Я прошлась пальцами по теплым и влажным рукам Бриггса с выбитыми под кожей татуированными историями, которые были слишком свежими, чтобы говорить о них. Я страстно желала почувствовать его боль, хотела верить, что ему было также больно, как и мне. Я смотрела на его пухлые губы и жаждала испытать их сладость в своем горьком существовании. Хотела испробовать всепоглощающую боль, которую он носил в себе всю жизнь, и также отчаянно хотела, чтобы он ощутил ту каплю счастья, которая оставалась во мне. Забрал бы у меня последний кусочек надежды, которую подарил мне Шейн, чтобы я перестала чувствовать эту жгучую боль.
Наши взгляды встретились на пике моего отчаяния, и мы оба исчезли: внезапно он не был Кином Бриггсом, а я не была Роуз Ньютон. Я была женщиной, которая нуждалась в лекарстве, а он был мужчиной, который мог дать то, что нужно. Его губы стали моим антидотом, и я желала, чтобы он исцелил меня. Поцеловал, возжелал, вкушал, как Мистер больше года назад. Мне так хотелось, чтобы он желал меня также отчаянно, как желал Шейн, я хотела быть любимой так же сильно, как бы принц любил свою принцессу. Я встала на цыпочки, словно обладала грацией балерины, мои пальцы сплелись у него на затылке, и я наклонила его голову, пока не прижалась губами к его рту. Я крепко прижималась, чтобы он подпитал наш поцелуй, но он отстранился. Между нами пробежал холодок, и этот поцелуй не стал нашим общим, он был лишь моим. Я неправильно истолковала его страсть, это была боль, его демонов я приняла за ангелов и спутала сочувствие с желанием.

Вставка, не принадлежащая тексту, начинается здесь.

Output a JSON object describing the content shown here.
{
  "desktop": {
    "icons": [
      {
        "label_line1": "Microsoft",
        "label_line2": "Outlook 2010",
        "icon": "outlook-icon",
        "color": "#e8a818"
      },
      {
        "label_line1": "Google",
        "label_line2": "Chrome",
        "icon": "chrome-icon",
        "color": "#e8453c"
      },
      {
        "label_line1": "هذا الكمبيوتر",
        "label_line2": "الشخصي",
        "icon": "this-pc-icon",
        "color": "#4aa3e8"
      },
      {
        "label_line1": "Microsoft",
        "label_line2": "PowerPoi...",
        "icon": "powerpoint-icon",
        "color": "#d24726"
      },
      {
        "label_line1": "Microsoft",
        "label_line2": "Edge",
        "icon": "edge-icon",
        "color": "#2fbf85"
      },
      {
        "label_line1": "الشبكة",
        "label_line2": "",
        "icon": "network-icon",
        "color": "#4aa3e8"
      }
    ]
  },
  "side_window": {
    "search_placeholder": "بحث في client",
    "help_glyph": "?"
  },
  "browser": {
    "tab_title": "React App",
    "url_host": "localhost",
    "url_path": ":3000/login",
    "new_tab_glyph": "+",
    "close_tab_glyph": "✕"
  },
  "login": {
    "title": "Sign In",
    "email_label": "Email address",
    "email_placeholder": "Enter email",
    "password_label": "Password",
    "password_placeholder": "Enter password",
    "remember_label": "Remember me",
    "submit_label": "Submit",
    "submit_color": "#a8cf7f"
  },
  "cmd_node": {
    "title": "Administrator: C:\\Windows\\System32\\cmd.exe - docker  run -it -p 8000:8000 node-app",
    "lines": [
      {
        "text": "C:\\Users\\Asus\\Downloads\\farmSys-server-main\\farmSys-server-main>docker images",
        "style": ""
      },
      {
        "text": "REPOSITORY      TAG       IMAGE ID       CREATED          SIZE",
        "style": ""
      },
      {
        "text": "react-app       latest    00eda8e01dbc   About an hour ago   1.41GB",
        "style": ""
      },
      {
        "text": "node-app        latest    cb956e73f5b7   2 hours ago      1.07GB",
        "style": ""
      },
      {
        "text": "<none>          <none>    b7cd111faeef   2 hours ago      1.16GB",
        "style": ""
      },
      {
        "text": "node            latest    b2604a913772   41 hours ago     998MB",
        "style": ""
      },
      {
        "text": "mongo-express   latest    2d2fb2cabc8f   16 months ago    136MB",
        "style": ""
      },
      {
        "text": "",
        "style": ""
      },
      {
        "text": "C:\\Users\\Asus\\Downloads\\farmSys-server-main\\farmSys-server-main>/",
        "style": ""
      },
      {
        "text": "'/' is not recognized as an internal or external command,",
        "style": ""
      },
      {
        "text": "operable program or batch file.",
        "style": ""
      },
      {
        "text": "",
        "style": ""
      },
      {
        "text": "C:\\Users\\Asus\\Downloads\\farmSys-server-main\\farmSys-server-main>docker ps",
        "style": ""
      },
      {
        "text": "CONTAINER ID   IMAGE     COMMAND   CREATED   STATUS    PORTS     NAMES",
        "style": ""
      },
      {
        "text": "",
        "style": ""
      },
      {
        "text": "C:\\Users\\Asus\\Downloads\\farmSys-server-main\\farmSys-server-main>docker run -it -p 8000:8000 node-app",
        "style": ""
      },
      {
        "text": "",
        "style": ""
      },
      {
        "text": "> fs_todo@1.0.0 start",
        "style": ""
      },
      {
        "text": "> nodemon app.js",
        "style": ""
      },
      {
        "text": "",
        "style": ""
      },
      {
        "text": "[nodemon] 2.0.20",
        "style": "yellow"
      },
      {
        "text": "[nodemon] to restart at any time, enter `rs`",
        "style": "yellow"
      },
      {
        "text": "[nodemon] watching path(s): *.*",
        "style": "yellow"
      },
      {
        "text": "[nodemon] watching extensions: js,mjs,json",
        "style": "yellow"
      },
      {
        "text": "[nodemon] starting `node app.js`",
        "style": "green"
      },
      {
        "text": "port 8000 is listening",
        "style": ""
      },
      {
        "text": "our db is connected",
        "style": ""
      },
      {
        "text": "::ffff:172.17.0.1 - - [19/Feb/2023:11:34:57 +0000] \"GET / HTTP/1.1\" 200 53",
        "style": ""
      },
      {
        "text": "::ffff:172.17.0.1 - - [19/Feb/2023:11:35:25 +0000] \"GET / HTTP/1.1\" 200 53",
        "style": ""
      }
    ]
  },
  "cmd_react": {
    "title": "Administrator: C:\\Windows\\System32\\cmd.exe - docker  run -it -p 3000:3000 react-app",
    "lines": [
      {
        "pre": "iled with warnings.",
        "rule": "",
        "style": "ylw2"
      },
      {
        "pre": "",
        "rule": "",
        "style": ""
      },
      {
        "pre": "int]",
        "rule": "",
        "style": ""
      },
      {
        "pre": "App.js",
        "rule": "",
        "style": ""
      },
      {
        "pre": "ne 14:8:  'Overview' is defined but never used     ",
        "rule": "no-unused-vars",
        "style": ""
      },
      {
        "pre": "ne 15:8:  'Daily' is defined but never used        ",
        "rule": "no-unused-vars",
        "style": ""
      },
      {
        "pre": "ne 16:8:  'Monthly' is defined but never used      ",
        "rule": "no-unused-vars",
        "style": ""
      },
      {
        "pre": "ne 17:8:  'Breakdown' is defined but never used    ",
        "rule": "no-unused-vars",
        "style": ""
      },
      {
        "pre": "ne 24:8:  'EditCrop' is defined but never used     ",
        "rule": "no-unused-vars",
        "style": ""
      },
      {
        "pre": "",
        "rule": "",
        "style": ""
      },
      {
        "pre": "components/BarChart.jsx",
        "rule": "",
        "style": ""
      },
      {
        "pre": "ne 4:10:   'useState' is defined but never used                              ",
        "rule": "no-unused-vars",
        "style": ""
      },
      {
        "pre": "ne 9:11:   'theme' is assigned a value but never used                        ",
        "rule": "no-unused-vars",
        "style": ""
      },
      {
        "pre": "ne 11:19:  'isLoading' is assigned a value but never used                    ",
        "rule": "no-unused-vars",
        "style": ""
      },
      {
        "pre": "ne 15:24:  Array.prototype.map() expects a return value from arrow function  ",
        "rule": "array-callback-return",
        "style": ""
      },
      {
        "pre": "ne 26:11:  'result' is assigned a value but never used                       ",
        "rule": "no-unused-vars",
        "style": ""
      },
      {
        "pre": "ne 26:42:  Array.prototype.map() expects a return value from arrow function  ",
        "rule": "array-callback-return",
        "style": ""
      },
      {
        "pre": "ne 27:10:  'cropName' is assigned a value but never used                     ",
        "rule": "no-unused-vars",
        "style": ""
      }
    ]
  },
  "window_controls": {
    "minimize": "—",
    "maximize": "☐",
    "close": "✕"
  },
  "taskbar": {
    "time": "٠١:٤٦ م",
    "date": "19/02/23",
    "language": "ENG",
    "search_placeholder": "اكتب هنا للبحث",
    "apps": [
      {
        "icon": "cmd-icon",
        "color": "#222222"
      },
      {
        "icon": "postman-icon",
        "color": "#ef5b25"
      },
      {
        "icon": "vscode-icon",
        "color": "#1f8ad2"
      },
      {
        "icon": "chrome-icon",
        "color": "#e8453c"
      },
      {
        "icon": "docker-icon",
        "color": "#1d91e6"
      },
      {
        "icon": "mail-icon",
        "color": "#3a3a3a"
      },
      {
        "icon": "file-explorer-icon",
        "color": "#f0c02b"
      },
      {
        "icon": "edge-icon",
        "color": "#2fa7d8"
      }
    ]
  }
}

‒ Ой, тише, Роузи-детка. ‒ Бриггс отстранил меня. Его мощные руки твердо заняли позицию между нами. А его слова подействовали на меня как отрезвляющий удар в лицо.
‒ Вот черт, что же я только что сотворила? Какого черта я сделала? ‒ повторяла я снова и снова себе под нос, когда вновь повернулась к мойке и заняла руки работой.
Моя мать всегда кричала на меня, когда я что-то нервно перебирала руками. Она говорила, что дьявол награждал плохих детей всегда занятыми ладошками. Я до смерти боялась вертеть перед ней что-либо в руках. Мама убедила меня, что дьявол заберет меня в пучину ада... лично. Мне было всего восемь лет. И ни минуты покоя от порочных привычек или перебирания вещей.
Я оказалась зажата между раковиной и Бриггсом всем телом, нависавшим надо мной. Мои руки растворились в его огромных руках – он остановил меня, не давая сойти с места. Я поддалась его могучим объятиям. Он наклонился так, что его рот оказался у моего уха.
‒ Моя девочка, ты не сделала ничего плохого. Ничего. Тебе больно. Тебе необходимо то, чего я не могу дать. Не меня ты желаешь. ‒ Его слова рокотали в груди, когда он шептал их.
Ладонями он поглаживал мои руки вверх и вниз, создавая ритмичный рисунок, который парализовал меня до покорности. Переполненная чувством вины и стыда за свои действия я так легко сдалась, пребывала в полнейшем ужасе, что скомпрометировала нашу дружбу поцелуем.
‒ Я не могу быть с Шейном. Он заслуживает кого-то лучше, кого-то, кто сможет отличить сострадание друга, от потребностей шлюхи, ‒ огрызнулась я.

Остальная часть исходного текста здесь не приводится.